Sabtu, 18 Oktober 2008

Bandung Selatan di Waktu Malam

Apa yang berharga pada tanah liat ini

selain separuh ilusi?

sesuatu yang kelak retak

dan kita membikinnya abadi

(dari Kwatrin tentang Sebuah Poci, Goenawan Mohamad)

Kawasan Bandung Selatan sebagai daerah tujuan wisata di Jawa Barat memiliki ragam keindahan alam yang sangat indah dan bervariasi. Mulai dari pegunungan, hutan alam, perkebunan teh, sumber air panas, danau, curug (air terjun) hingga kawah di puncak gunung. Kawasan wisata ini terletak kurang dari 50 kilometer sebelah selatan kota Bandung. Kita dapat memilih berbagai tujuan wisata di Pangalengan, Banjaran atau Ciwidey.
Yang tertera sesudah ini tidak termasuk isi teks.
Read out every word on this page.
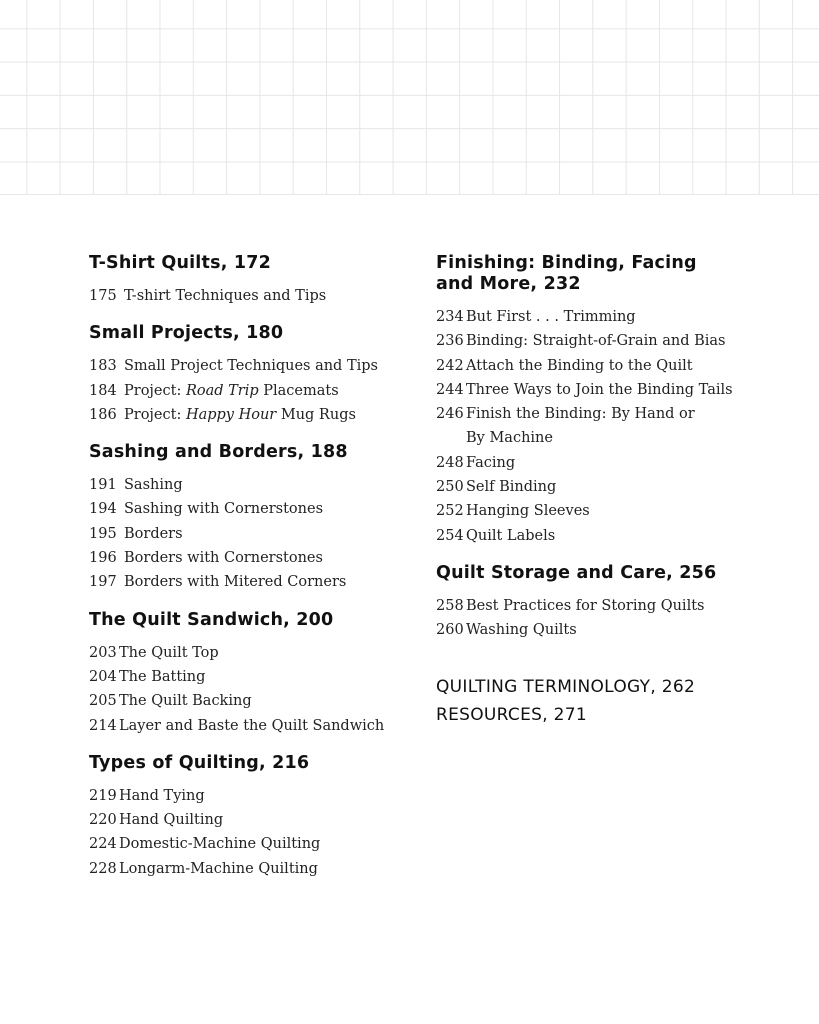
T-Shirt Quilts, 172
175 T-shirt Techniques and Tips
Small Projects, 180
183 Small Project Techniques and Tips
184 Project: Road Trip Placemats
186 Project: Happy Hour Mug Rugs
Sashing and Borders, 188
191 Sashing
194 Sashing with Cornerstones
195 Borders
196 Borders with Cornerstones
197 Borders with Mitered Corners
The Quilt Sandwich, 200
203 The Quilt Top
204 The Batting
205 The Quilt Backing
214 Layer and Baste the Quilt Sandwich
Types of Quilting, 216
219 Hand Tying
220 Hand Quilting
224 Domestic-Machine Quilting
228 Longarm-Machine Quilting
Finishing: Binding, Facing
and More, 232
234 But First . . . Trimming
236 Binding: Straight-of-Grain and Bias
242 Attach the Binding to the Quilt
244 Three Ways to Join the Binding Tails
246 Finish the Binding: By Hand or
By Machine
248 Facing
250 Self Binding
252 Hanging Sleeves
254 Quilt Labels
Quilt Storage and Care, 256
258 Best Practices for Storing Quilts
260 Washing Quilts
QUILTING TERMINOLOGY, 262
RESOURCES, 271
Banyak tempat wisata alam yang tersebar di kawasan ini antara lain gunung Puntang, Papandayan, Ranca Upas, Kawah Putih, Situ Patengan dan banyak lagi.

Malam pun tak lagi dingin

Seperti juga kawasan Bandung utara, wilayah pegunungan di selatan merupakan areal yang cukup ideal untuk berlatih di alam. Para pecinta alam biasa melakukan latihan dalam kelebatan hutan-hutan alam, antara lain hutan di kawasan Ranca Upas seperti Leuweung Tengah, Cadas Panjang atau Gunung Tikukur. Danau Situ Patengan yang bersuhu beku pun tak jarang menjadi saksi kesungguhan para insan alam itu berlatih hingga larut dalam kegelapan. Maka di kebekuan malam dan pada dingin yang membisu di kawasan Bandung Selatan akan selalu kita dapati api semangat yang berkobar-kobar dan tak terkalahkan. Api yang menyala-nyala itu membuat udara malam pun tak lagi terasa dingin.
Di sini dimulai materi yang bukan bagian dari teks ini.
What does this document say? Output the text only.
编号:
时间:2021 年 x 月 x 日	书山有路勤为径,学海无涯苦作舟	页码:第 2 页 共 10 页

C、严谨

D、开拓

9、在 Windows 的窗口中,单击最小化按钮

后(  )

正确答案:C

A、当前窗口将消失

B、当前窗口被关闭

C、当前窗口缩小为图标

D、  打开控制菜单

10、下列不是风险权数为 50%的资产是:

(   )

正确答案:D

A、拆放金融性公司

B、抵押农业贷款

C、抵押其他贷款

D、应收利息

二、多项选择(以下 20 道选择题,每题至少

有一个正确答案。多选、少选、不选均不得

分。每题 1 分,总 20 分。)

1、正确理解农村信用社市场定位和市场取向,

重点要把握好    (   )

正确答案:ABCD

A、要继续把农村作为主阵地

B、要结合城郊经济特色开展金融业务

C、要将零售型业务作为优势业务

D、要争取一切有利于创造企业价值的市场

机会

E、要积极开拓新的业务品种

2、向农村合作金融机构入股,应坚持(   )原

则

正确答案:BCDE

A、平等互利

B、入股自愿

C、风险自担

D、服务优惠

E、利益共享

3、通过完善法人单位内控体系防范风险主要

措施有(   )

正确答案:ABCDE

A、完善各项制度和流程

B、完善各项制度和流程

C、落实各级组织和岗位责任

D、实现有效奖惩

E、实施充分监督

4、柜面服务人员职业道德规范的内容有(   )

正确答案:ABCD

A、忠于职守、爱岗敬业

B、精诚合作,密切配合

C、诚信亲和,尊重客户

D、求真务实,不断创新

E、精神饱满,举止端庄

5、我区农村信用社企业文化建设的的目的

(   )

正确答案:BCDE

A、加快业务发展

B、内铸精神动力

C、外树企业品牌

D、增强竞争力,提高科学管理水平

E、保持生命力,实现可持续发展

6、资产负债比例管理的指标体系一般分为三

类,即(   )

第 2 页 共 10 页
Di sepanjang malam itu siapapun yang menimba ilmu kepada Sang Alam mulai belajar untuk memasuki sebuah kehidupan yang berbeda warna. Gelap disekeliling bukanlah hitam seperti yang coba diusir di kota dengan berbagai rias cahaya buatan. Disini mereka berbagi cahaya alam yang berpendaran dari bintang, bulan, dan kunang-kunang serta dibuai alunan halus perindu malam. Manusia tak menentukan batasnya disini, melainkan bagian dari alam yang tak berbatas. Yang ada hanyalah pergantian warna kehidupan, dan alam membukakan keajaiban itu pada mereka.

Dunia simbol

Manusia senantiasa memerlukan simbol-simbol untuk mencerna kehidupan di sekitarnya. Simbol itu membantunya memahami fenomena kehidupan di sekelilingnya dan melalui simbol itulah ia mengikuti arah hidupnya. Namun di suatu masa, saat telah mulai memahami hakikat kehidupannya sendiri maka ia harus dapat melampaui simbol-simbol yang dulu kerap ia ikuti. Karena bagaimanapun, simbol-simbol di sekitar kita hanyalah alat untuk membantu mendekati pemaknaan yang sebenarnya.
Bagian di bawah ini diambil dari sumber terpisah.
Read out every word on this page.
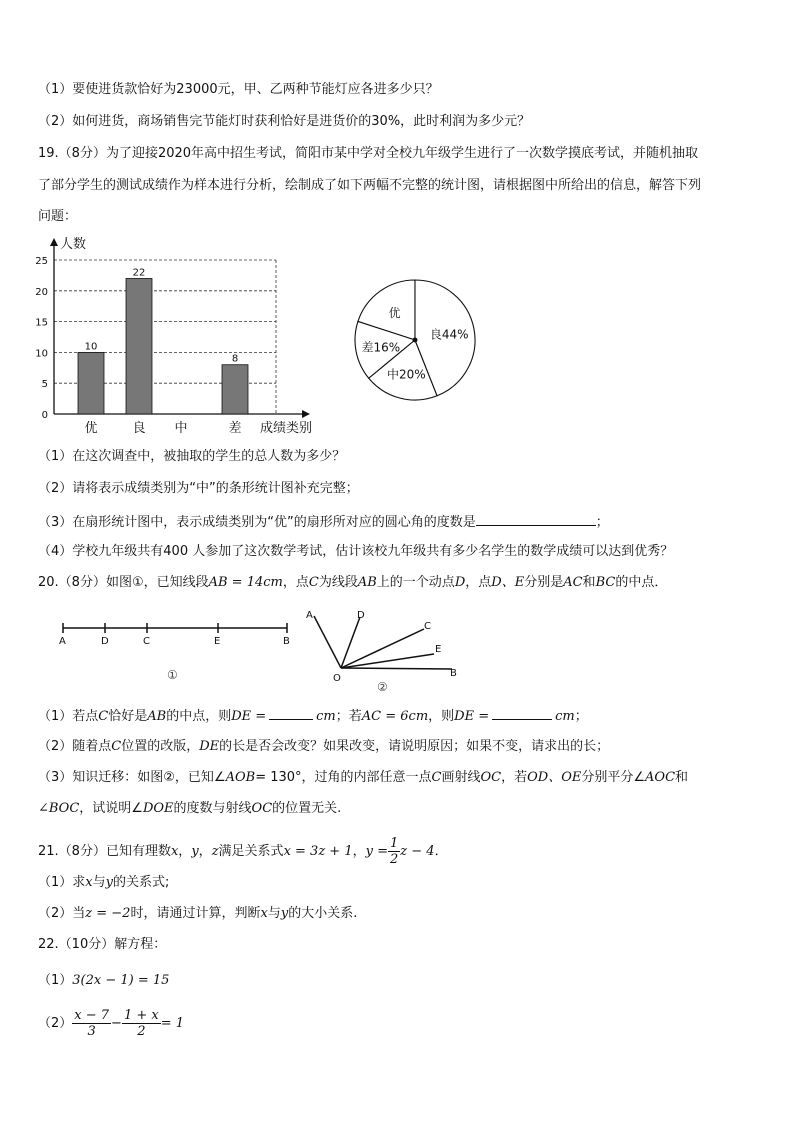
（1）要使进货款恰好为23000元，甲、乙两种节能灯应各进多少只？
（2）如何进货，商场销售完节能灯时获利恰好是进货价的30%，此时利润为多少元？
19.（8分）为了迎接2020年高中招生考试，简阳市某中学对全校九年级学生进行了一次数学摸底考试，并随机抽取
了部分学生的测试成绩作为样本进行分析，绘制成了如下两幅不完整的统计图，请根据图中所给出的信息，解答下列
问题：
0
5
10
15
20
25
人数
优
10
良
22
中	差
8
成绩类别
优
差16%
中20%
良44%
（1）在这次调查中，被抽取的学生的总人数为多少？
（2）请将表示成绩类别为“中”的条形统计图补充完整；
（3）在扇形统计图中，表示成绩类别为“优”的扇形所对应的圆心角的度数是	；
（4）学校九年级共有400 人参加了这次数学考试，估计该校九年级共有多少名学生的数学成绩可以达到优秀？
20.（8分）如图①，已知线段AB = 14cm，点C为线段AB上的一个动点D，点D、E分别是AC和BC的中点．
A	D	C	E	B
①
A	D
C
E
B
O
②
（1）若点C恰好是AB的中点，则DE =	cm；若AC = 6cm，则DE =	cm；
（2）随着点C位置的改版，DE的长是否会改变？如果改变，请说明原因；如果不变，请求出的长；
（3）知识迁移：如图②，已知∠AOB= 130°，过角的内部任意一点C画射线OC，若OD、OE分别平分∠AOC和
∠BOC，试说明∠DOE的度数与射线OC的位置无关.
21.（8分）已知有理数x，y，z满足关系式x = 3z + 1，$y = \frac{1}{2}$ z − 4．
（1）求x与y的关系式;
（2）当z = −2时，请通过计算，判断x与y的大小关系.
22.（10分）解方程：
（1）3(2x − 1) = 15
$(2) \frac{x - 7}{3} - \frac{1 + x}{2} = 1$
Para penjelajah kawakan yang telah melanglang buana ke manapun takkan pernah melupakan petuah-petuah awal yang mereka dapatkan di Bandung Selatan. Kabut menggumpal-gumpal di pagi hari yang senantiasa disertai hujan gerimis merupakan sebuah kesejukan yang senantiasa mengetuk-ngetuk pintu hatinya. Sebuah alunan serunai nan halus yang ditiupkan Sang Alam kerap kerap mengundang jiwa bebas mereka untuk kembali ke pangkuan alam Bandung Selatan.

Kawah Putih yang berketinggian 2.194 m di zona puncak gunung Patuha bukanlah area yang terlampau heroik untuk dijelajahi. Telah ada jalan beraspal yang menuju ke area kawah sehingga dengan mengendarai mobil hanya akan memakan waktu setengah jam dari jalan raya. Namun bagi saya pribadi Kawah Putih bukanlah sekedar tempat. Ia lebih merupakan simbol sebuah pintu gerbang menuju dunia petualangan yang luas.

Bahkan saat terlintas nama Kawah Putih kerap bukan sebuah tempat yang muncul dalam benak saya, namun sebuah bayangan pudar akan sosok para sejawat yang selalu ada menemani dalam setiap arena petualangan, bahkan yang paling memiriskan hati sekalipun. Walaupun dulu sekali saat pertama menginjak bibir kawah itu tak banyak kesan yang tertangkap. Hanya cuaca pucat dan kebisuan hutan menjelang malam.